05 August 2010

Nuremberg Laws 2.0...?

Well, it looks like someone in Israel has not only been reading the Nürnberger Gesetze, but has also taken them fully to heart. It saddens and disgusts me to see this kind of vile legislation promoted by any government, but Israel? Hello, has anyone over there talked to their grandparents lately? Given the undeniable history of the Shoah, it is particularly egregious for an Israeli government, or their beloved Jewish heritage, to carry out such actions.

They are walking in the very footsteps of their evil oppressors: creating Ghettos, disenfranchising minorities, ethnic-cleansing - what's next Israel...?

--ryan



In Israel, Miscegenation Equals Rape

21 July 2010


On Monday, Sabbar Kashur, a young Palestinian man from East Jerusalem, was sentenced to 18 months in prison for something called “rape by deception.” Apparently, Mr. Kashur had consensual sex with a Jewish Israeli woman after assuring her that he was also Jewish. When she found out that he had lied to her, she went to the police.

Imagine living in a society where you can say, “I wish I had never slept with you. I’m going to the cops.” Only it’s not funny because Sabbar Kashur will probably go to jail for a year and a half. Meanwhile, efforts to combat actual sexual violence are undermined by a cynical distortion of the term rape. The real crime here, of course, is miscegenation.

Anyone from the US should recognize the Jerusalem District Court’s ruling for what it is: an anti-miscegenation measure on par with the now-defunct US laws against “race mixing” that were once used to uphold white supremacy. For most of us in the US, dating across race lines now seems about as edgy as wearing white after Labor Day. You can read Angela Davis’ Women, Race and Class for a reminder of how white Americans’ obsession with “racial purity” was codified to keep African Americans and white women in their place. That’s the paradigm in which we should understand this case.

In the US, anti-miscegenation laws were on the books until 1967, when the Supreme Court declared them unconstitutional. That was the same year that Israel began its occupation of Sabbar Kashur’s home in East Jerusalem. Since then, Israelis have fine-tuned their own obsession with racial purity. Only they like to call it “national purity,” since Jewish privilege in Israel depends on maintaining the Jewish character of the state. In fact, race-mixing is perceived as such a threat that more than half of all Israeli Jews agree that Jewish-Arab intermarriage is a form of treason.

In the East Jerusalem “neighborhood” (it’s really a settlement) of Pisgat Ze’ev, a group of men who call themselves "Fire for Judaism” actually patrol the streets in the hopes of spotting and disrupting relationships between Jewish women and Palestinian men. The Israeli towns of Petah Tikva, Kiryat Gat and even super-liberal Tel Aviv have government-sponsored municipal programs to prevent miscegenation. The programs include psychological counseling for Jewish women who stray and a hotline for people to inform on Jewish women who date Palestinians.

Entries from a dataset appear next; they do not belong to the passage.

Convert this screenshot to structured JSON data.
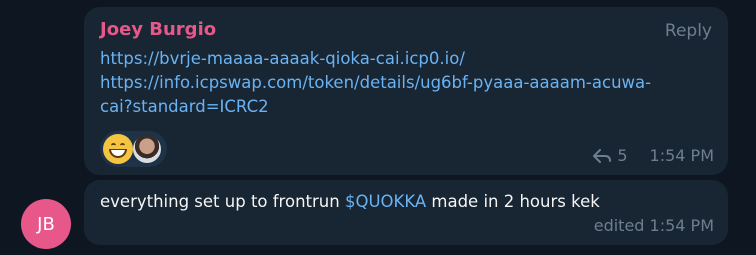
{
  "message1": {
    "sender": "Joey Burgio",
    "reply_label": "Reply",
    "link1": "https://bvrje-maaaa-aaaak-qioka-cai.icp0.io/",
    "link2_line1": "https://info.icpswap.com/token/details/ug6bf-pyaaa-aaaam-acuwa-",
    "link2_line2": "cai?standard=ICRC2",
    "forwards_count": "5",
    "time": "1:54 PM",
    "reactions": [
      "grinning-face-emoji",
      "user-avatar-reaction"
    ]
  },
  "message2": {
    "text_before": "everything set up to frontrun ",
    "cashtag": "$QUOKKA",
    "text_after": " made in 2 hours kek",
    "meta": "edited 1:54 PM"
  },
  "avatar": {
    "initials": "JB",
    "color": "#e8578a"
  },
  "colors": {
    "background": "#0e1621",
    "bubble": "#182533",
    "link": "#6ab3f3",
    "sender": "#e8578a",
    "meta": "#6d7f8f"
  }
}
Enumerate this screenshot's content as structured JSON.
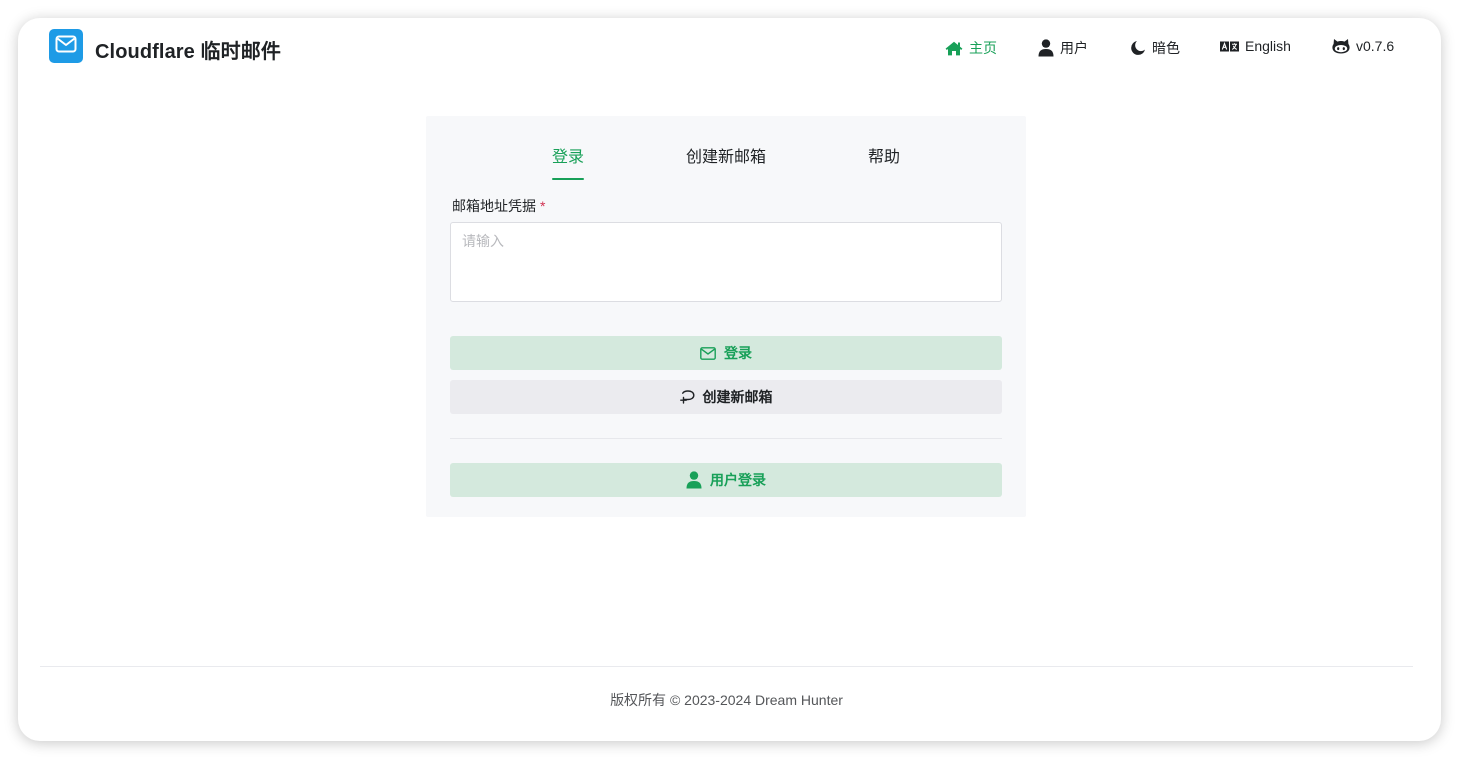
{
  "header": {
    "app_title": "Cloudflare 临时邮件",
    "logo_icon": "mail-icon",
    "nav": [
      {
        "label": "主页",
        "icon": "home-icon",
        "active": true
      },
      {
        "label": "用户",
        "icon": "user-icon",
        "active": false
      },
      {
        "label": "暗色",
        "icon": "moon-icon",
        "active": false
      },
      {
        "label": "English",
        "icon": "translate-icon",
        "active": false
      },
      {
        "label": "v0.7.6",
        "icon": "github-icon",
        "active": false
      }
    ]
  },
  "card": {
    "tabs": [
      {
        "label": "登录",
        "active": true
      },
      {
        "label": "创建新邮箱",
        "active": false
      },
      {
        "label": "帮助",
        "active": false
      }
    ],
    "field": {
      "label": "邮箱地址凭据",
      "required_mark": "*",
      "value": "",
      "placeholder": "请输入"
    },
    "buttons": {
      "login": "登录",
      "create": "创建新邮箱",
      "user_login": "用户登录"
    }
  },
  "footer": {
    "copyright": "版权所有 © 2023-2024 Dream Hunter"
  },
  "colors": {
    "accent": "#18a058",
    "accent_bg": "#d4e9dd",
    "logo_bg": "#1e9be6",
    "required": "#d03050"
  }
}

The goal of this week’s court ruling (and of Israeli laws governing marriage, adoption and surrogacy) is to prevent Jews and Palestinians from forming intimate or family relationships. In the West Bank, this degree of separation is ensured by a giant concrete wall that runs through much of the territory. But where there is no wall, the state will rely on other forms of power to maintain strict separation between the two peoples of this land. By the way, the Afrikaans word for separation is Apartheid.